Из церкви доносился запах ладана, сладкий и острый, под ногами хрустели опавшие листья. Я старалась не отставать от мамы. Холм был каменистый, подъем тяжелый, что маме было хорошо известно. Но она не сбавляла шага. Можно было подумать, что этот трудный путь на кладбище – часть моей епитимьи. За то, что я выжила, а брат и сестра нет. За то, что жива до сих пор, а других детей унесли болезни. За то, что из-за меня папа согласился на новую государственную должность в Нови-Саде – большом городе с престижной школой для девочек, куда можно было отдать меня, – а для мамы это означало разлуку с могилами ее первенцев.

– Ты идешь, Мица? – спросила мама не оборачиваясь.

Я напомнила себе, что ее суровость вызвана не только недовольством из-за переезда в Нови-Сад.

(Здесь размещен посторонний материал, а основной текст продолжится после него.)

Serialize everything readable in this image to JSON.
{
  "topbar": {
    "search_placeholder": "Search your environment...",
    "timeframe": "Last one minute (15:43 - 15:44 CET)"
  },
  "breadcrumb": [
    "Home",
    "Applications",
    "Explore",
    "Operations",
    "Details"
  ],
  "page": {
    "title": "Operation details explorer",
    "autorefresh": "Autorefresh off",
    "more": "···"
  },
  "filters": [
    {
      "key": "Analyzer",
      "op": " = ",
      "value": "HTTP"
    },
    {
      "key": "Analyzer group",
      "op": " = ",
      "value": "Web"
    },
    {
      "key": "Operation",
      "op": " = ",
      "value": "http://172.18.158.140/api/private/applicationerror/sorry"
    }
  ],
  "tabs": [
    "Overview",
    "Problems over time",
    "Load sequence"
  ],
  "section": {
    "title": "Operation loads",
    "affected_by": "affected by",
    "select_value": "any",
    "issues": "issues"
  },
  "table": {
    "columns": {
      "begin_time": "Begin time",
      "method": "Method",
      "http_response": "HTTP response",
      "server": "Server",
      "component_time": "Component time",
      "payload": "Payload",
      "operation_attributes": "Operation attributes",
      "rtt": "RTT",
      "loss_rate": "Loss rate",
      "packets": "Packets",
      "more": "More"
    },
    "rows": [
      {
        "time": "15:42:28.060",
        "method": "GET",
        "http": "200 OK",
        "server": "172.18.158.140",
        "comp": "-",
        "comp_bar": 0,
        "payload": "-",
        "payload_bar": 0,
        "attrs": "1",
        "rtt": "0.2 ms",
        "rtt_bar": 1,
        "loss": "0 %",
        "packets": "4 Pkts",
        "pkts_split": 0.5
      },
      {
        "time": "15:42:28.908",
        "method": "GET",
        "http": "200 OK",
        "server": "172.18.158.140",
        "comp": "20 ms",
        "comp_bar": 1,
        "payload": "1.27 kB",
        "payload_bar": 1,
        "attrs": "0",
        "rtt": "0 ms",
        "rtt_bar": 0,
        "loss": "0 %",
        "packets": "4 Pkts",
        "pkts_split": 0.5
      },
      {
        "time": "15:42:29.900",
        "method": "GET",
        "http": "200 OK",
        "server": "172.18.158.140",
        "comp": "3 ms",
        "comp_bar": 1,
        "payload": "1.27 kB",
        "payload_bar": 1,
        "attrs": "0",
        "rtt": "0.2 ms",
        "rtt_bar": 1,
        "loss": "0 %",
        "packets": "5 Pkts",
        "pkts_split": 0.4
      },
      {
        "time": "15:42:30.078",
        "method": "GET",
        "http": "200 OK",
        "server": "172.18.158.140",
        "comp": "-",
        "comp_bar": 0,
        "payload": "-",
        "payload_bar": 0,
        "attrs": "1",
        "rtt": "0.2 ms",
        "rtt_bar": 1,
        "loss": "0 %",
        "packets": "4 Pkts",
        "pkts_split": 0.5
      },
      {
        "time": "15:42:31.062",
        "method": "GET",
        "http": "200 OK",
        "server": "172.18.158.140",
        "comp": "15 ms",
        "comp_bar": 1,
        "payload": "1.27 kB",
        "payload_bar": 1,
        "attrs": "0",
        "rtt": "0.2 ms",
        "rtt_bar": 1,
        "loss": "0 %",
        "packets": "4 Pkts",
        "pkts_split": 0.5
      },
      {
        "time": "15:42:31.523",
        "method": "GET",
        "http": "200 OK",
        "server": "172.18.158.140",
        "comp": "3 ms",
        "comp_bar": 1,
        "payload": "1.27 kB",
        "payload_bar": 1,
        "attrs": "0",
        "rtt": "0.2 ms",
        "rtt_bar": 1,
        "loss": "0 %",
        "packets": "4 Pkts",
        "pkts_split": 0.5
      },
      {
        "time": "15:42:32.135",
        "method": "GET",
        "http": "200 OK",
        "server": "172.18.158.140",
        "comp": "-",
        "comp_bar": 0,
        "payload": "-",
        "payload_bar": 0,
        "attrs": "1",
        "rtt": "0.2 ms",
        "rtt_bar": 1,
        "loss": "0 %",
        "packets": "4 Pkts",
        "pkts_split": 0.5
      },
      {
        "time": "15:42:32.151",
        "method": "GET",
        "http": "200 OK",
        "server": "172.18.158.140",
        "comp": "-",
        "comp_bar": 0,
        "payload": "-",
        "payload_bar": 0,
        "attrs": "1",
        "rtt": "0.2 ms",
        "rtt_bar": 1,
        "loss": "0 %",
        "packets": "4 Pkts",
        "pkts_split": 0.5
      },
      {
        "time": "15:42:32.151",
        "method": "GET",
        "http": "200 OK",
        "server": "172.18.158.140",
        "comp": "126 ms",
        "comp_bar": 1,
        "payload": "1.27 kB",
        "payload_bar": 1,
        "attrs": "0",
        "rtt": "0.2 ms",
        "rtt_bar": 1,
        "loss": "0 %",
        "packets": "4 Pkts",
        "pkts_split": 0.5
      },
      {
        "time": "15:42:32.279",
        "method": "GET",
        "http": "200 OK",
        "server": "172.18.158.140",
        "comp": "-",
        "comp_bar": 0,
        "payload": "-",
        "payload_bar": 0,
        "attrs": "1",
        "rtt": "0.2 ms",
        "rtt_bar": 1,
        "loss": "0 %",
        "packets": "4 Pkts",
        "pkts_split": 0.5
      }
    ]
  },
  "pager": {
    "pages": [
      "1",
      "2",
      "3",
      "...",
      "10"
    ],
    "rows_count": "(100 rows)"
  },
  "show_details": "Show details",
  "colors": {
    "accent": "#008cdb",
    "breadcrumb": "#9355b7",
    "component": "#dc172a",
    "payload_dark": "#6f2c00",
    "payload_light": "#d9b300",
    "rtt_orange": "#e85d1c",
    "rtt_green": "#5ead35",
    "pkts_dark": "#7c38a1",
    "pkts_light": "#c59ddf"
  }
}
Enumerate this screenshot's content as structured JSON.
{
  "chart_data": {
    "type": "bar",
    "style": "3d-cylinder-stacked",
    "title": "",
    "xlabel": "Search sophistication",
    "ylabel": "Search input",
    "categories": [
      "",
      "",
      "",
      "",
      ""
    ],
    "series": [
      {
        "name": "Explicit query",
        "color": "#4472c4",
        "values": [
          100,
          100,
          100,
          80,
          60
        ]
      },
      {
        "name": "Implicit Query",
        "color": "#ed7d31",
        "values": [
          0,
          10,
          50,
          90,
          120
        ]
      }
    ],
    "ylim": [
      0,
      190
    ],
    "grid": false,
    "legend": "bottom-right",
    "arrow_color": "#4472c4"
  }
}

Строгая дисциплина и требовательность – таков был ее неизменный рецепт воспитания детей в страхе Божьем. Она часто повторяла: «Как сказано в притчах: розга и обличение дают мудрость; но отрок, оставленный в небрежении, делает стыд своей матери» [1].

– Иду, мама, – отозвалась я.

Мама, одетая в свое обычное черное платье и темную косынку – в знак траура по моим умершим брату и сестре, – шагала впереди, напоминая черную тень на фоне серого осеннего неба. К тому времени, как мы добрались до вершины, я совсем запыхалась, но старалась, чтобы моего затрудненного дыхания не было слышно. Это был мой долг.